There are self-obsessed celebrities like Miley Cyrus, Justin Bieber and Rob Ford, but there are also good ones, people like George Clooney and Angelina Jolie who are equally famous, opt not to take themselves seriously and feel a responsibility to use their fame to further the goal of an equitable society.

More importantly, though, there are those people whose names the world will never know, but that you perhaps might; your neighbour, a teacher who cared, a boss who treated you as an apprentice rather than a resource.  There are also the innovators, the pioneers, the people who have changed the world as much as Johannes Guttenberg but without having their names recorded.  


History is replete with people like this.  In fact, history is a bit like an archaeological record; we will celebrate the names and events that are passed on through tradition, but much of what has shaped the world we live in was never written down; it simply was.



It's easy to look behind and feel frightened for what's to come, but what we see is not the entirety of what is.  The greatest people, the ones who bring promise of brighter days are not on the periphery, nor are they waiting just beyond the horizon.  

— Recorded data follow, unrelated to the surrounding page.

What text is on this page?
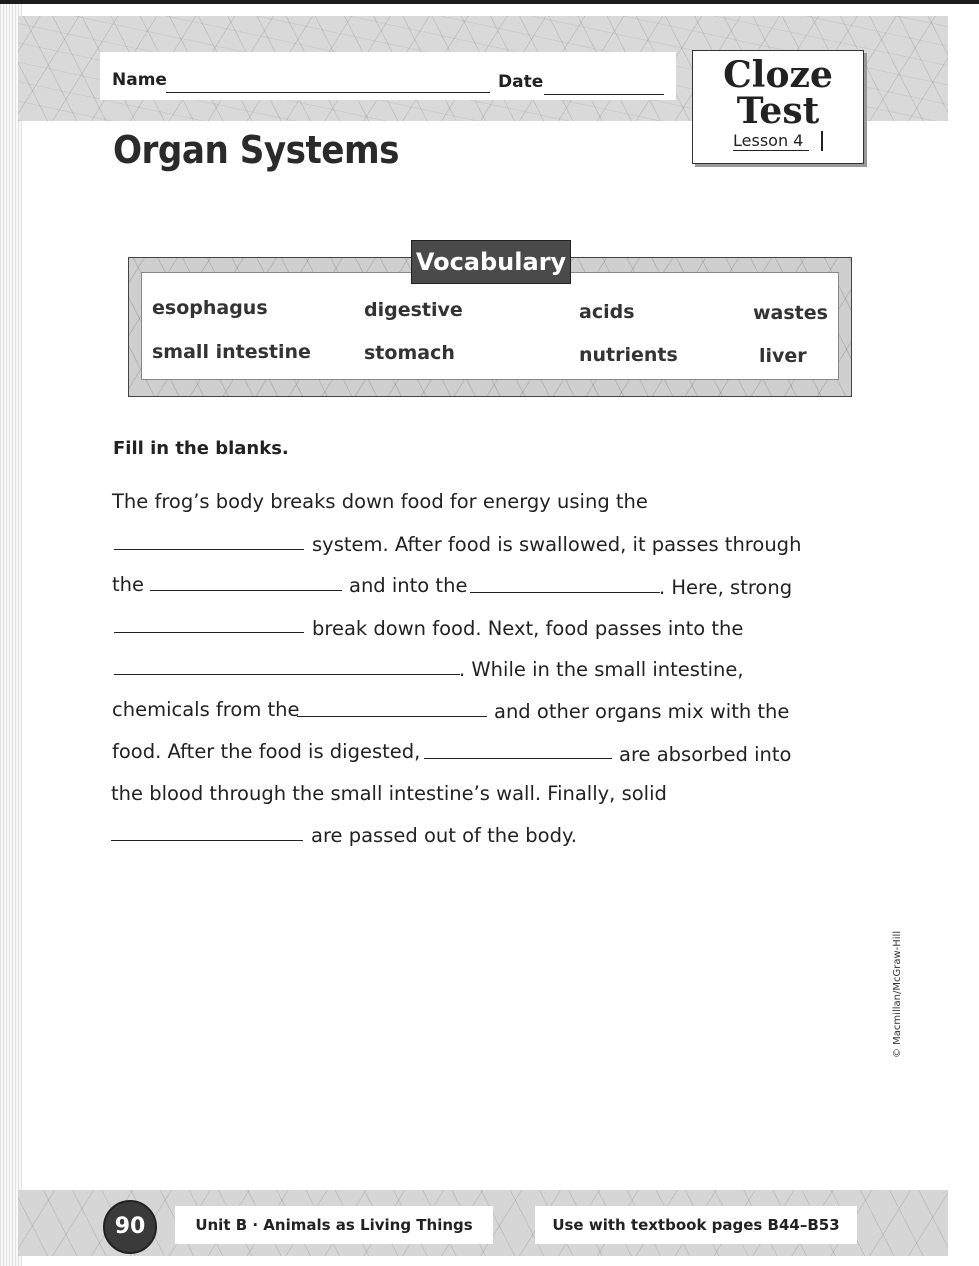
Name	Date	Cloze
Test
Lesson 4
Organ Systems
Vocabulary
esophagus	digestive	acids	wastes
small intestine	stomach	nutrients	liver
Fill in the blanks.
The frog’s body breaks down food for energy using the
system. After food is swallowed, it passes through
the	and into the	. Here, strong
break down food. Next, food passes into the
. While in the small intestine,
chemicals from the	and other organs mix with the
food. After the food is digested,	are absorbed into
the blood through the small intestine’s wall. Finally, solid
are passed out of the body.
© Macmillan/McGraw-Hill
Unit B · Animals as Living Things	Use with textbook pages B44–B53
90
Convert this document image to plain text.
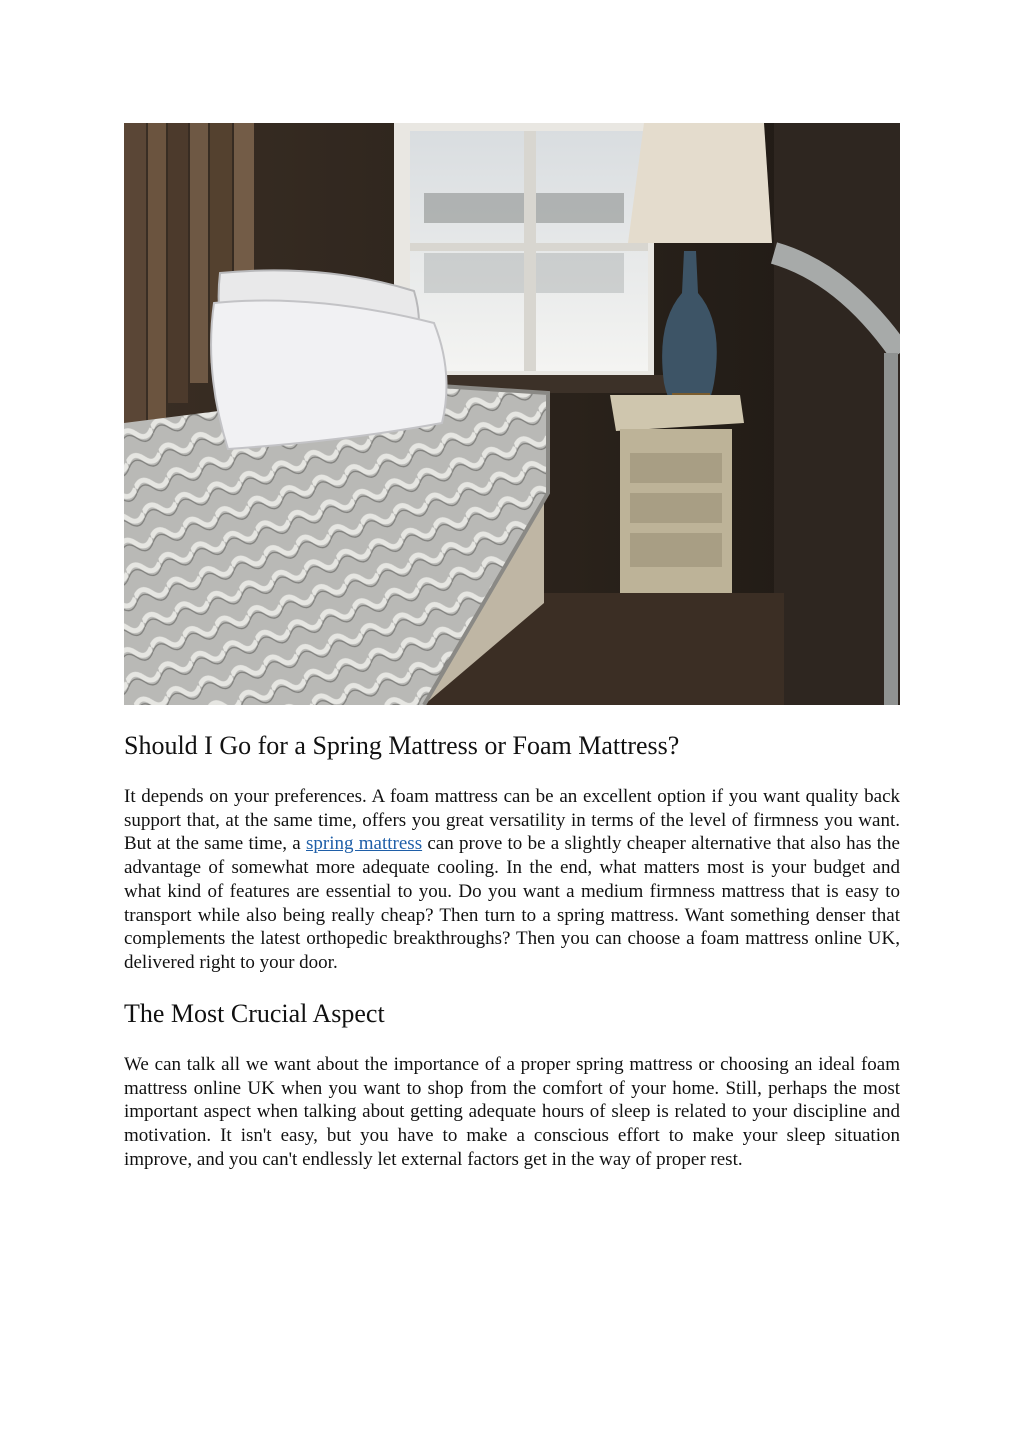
Should I Go for a Spring Mattress or Foam Mattress?

It depends on your preferences. A foam mattress can be an excellent option if you want quality back support that, at the same time, offers you great versatility in terms of the level of firmness you want. But at the same time, a spring mattress can prove to be a slightly cheaper alternative that also has the advantage of somewhat more adequate cooling. In the end, what matters most is your budget and what kind of features are essential to you. Do you want a medium firmness mattress that is easy to transport while also being really cheap? Then turn to a spring mattress. Want something denser that complements the latest orthopedic breakthroughs? Then you can choose a foam mattress online UK, delivered right to your door.

The Most Crucial Aspect

We can talk all we want about the importance of a proper spring mattress or choosing an ideal foam mattress online UK when you want to shop from the comfort of your home. Still, perhaps the most important aspect when talking about getting adequate hours of sleep is related to your discipline and motivation. It isn't easy, but you have to make a conscious effort to make your sleep situation improve, and you can't endlessly let external factors get in the way of proper rest.
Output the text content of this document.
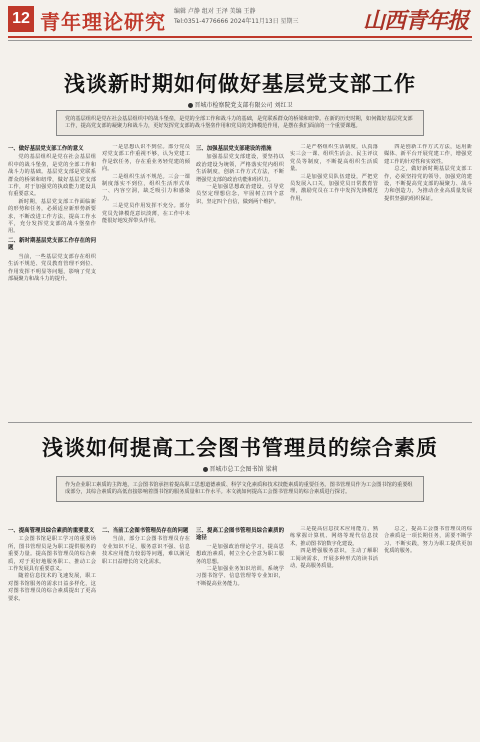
12 青年理论研究 编辑 卢静 组对 王泽 美编 王静
Tel:0351-4776666 2024年11月13日 星期三	山西青年报
浅谈新时期如何做好基层党支部工作
晋城市检察院党支部有限公司 刘红卫
党的基层组织是党在社会基层组织中的战斗堡垒，是党的全部工作和战斗力的基础，是党联系群众的桥梁和纽带。在新的历史时期，如何做好基层党支部工作，提高党支部的凝聚力和战斗力，更好发挥党支部的战斗堡垒作用和党员的先锋模范作用，是摆在我们面前的一个重要课题。
一、做好基层党支部工作的意义

党的基层组织是党在社会基层组织中的战斗堡垒，是党的全部工作和战斗力的基础。基层党支部是党联系群众的桥梁和纽带，做好基层党支部工作，对于加强党的执政能力建设具有重要意义。

新时期，基层党支部工作面临新的形势和任务，必须适应新形势新要求，不断改进工作方法，提高工作水平，充分发挥党支部的战斗堡垒作用。

二、新时期基层党支部工作存在的问题

当前，一些基层党支部存在组织生活不规范、党员教育管理不到位、作用发挥不明显等问题，影响了党支部凝聚力和战斗力的提升。

一是思想认识不到位。部分党员对党支部工作重视不够，认为党建工作是软任务，存在重业务轻党建的倾向。

二是组织生活不规范。三会一课制度落实不到位，组织生活形式单一、内容空洞，缺乏吸引力和感染力。

三是党员作用发挥不充分。部分党员先锋模范意识淡薄，在工作中未能很好地发挥带头作用。

三、加强基层党支部建设的措施

加强基层党支部建设，要坚持以政治建设为统领，严格落实党内组织生活制度，创新工作方式方法，不断增强党支部的政治功能和组织力。

一是加强思想政治建设，引导党员坚定理想信念，牢固树立四个意识，坚定四个自信，做到两个维护。

二是严格组织生活制度，认真落实三会一课、组织生活会、民主评议党员等制度，不断提高组织生活质量。

三是加强党员队伍建设，严把党员发展入口关，加强党员日常教育管理，激励党员在工作中发挥先锋模范作用。

四是创新工作方式方法，运用新媒体、新平台开展党建工作，增强党建工作的针对性和实效性。

总之，做好新时期基层党支部工作，必须坚持党的领导，加强党的建设，不断提高党支部的凝聚力、战斗力和创造力，为推动企业高质量发展提供坚强的组织保证。

浅谈如何提高工会图书管理员的综合素质
晋城市总工会图书馆 梁莉
作为企业职工素质的主阵地，工会图书馆承担着提高职工思想道德素质、科学文化素质和技术技能素质的重要任务。图书管理员作为工会图书馆的重要组成部分，其综合素质的高低直接影响着图书馆的服务质量和工作水平。本文就如何提高工会图书管理员的综合素质进行探讨。
一、提高管理员综合素质的重要意义

工会图书馆是职工学习的重要场所，图书管理员是为职工提供服务的重要力量。提高图书管理员的综合素质，对于更好地服务职工、推动工会工作发展具有重要意义。

随着信息技术的飞速发展，职工对图书馆服务的需求日益多样化，这对图书管理员的综合素质提出了更高要求。

二、当前工会图书管理员存在的问题

当前，部分工会图书管理员存在专业知识不足、服务意识不强、信息技术应用能力较弱等问题，难以满足职工日益增长的文化需求。

三、提高工会图书管理员综合素质的途径

一是加强政治理论学习，提高思想政治素质，树立全心全意为职工服务的思想。

二是加强业务知识培训，系统学习图书馆学、信息管理等专业知识，不断提高业务能力。

三是提高信息技术应用能力，熟练掌握计算机、网络等现代信息技术，推动图书馆数字化建设。

四是增强服务意识，主动了解职工阅读需求，开展多种形式的读书活动，提高服务质量。

总之，提高工会图书管理员的综合素质是一项长期任务，需要不断学习、不断实践，努力为职工提供更加优质的服务。
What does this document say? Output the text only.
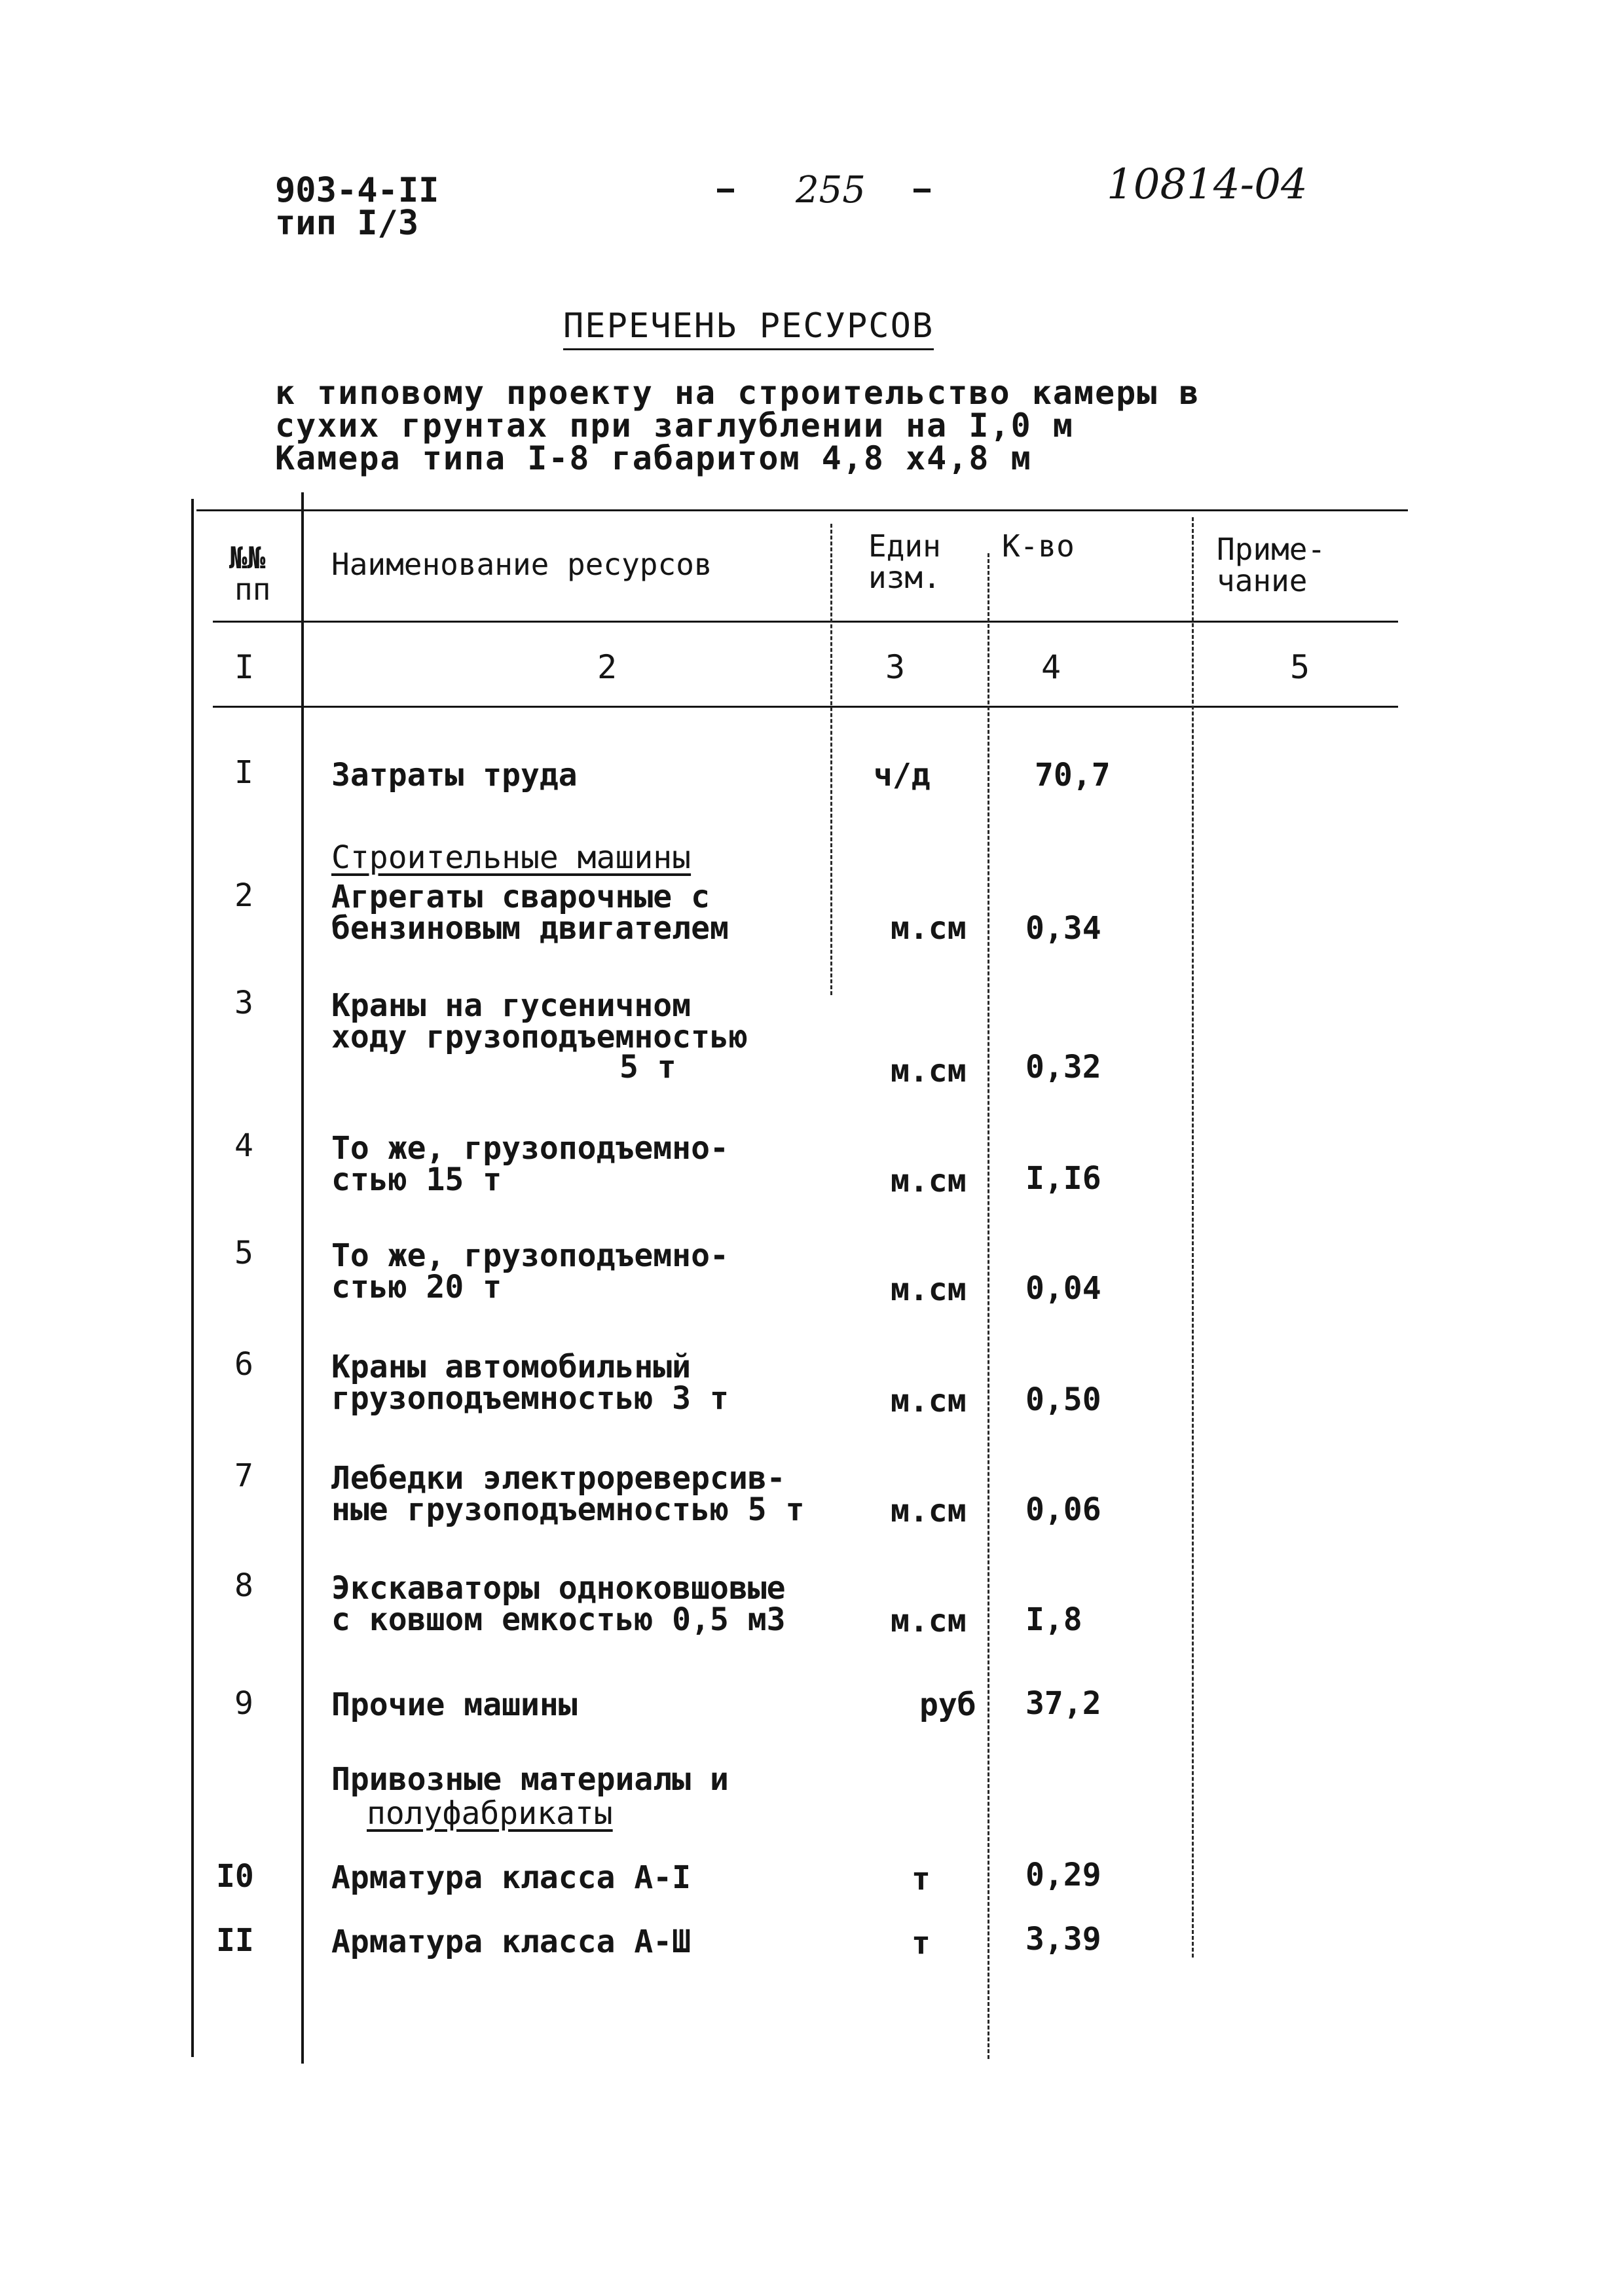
903-4-II
тип I/3
255	10814-04
ПЕРЕЧЕНЬ РЕСУРСОВ
к типовому проекту на строительство камеры в
сухих грунтах при заглублении на I,0 м
Камера типа I-8 габаритом 4,8 х4,8 м
№№
пп
Наименование ресурсов
Един
изм.
К-во	Приме-
чание
I	2	3	4	5
I Затраты труда	ч/д	70,7
Строительные машины
2 Агрегаты сварочные с
бензиновым двигателем	м.см 0,34
3 Краны на гусеничном
ходу грузоподъемностью
5 т	м.см 0,32
4 То же, грузоподъемно-
стью 15 т	м.см I,I6
5 То же, грузоподъемно-
стью 20 т	м.см 0,04
6 Краны автомобильный
грузоподъемностью 3 т	м.см 0,50
7 Лебедки электрореверсив-
ные грузоподъемностью 5 т	м.см 0,06
8 Экскаваторы одноковшовые
с ковшом емкостью 0,5 м3	м.см I,8
9 Прочие машины	руб 37,2
Привозные материалы и
полуфабрикаты
I0 Арматура класса А-I	т	0,29
II Арматура класса А-Ш	т	3,39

They're here, right now, doing what they do best which is not selling brands or making headlines, but doing the little deeds, developing small ideas that will lead to an avalanche of social change for which someone else will gain credit.

Don't feel bad for them, nor bitter - fewer people claim fame than we might think when we focus on those who do.  That, too, is how it has always been.  Our journey may seem like a slow decent into darkness; it isn't.  

We sometimes just need visionaries to remind us of this.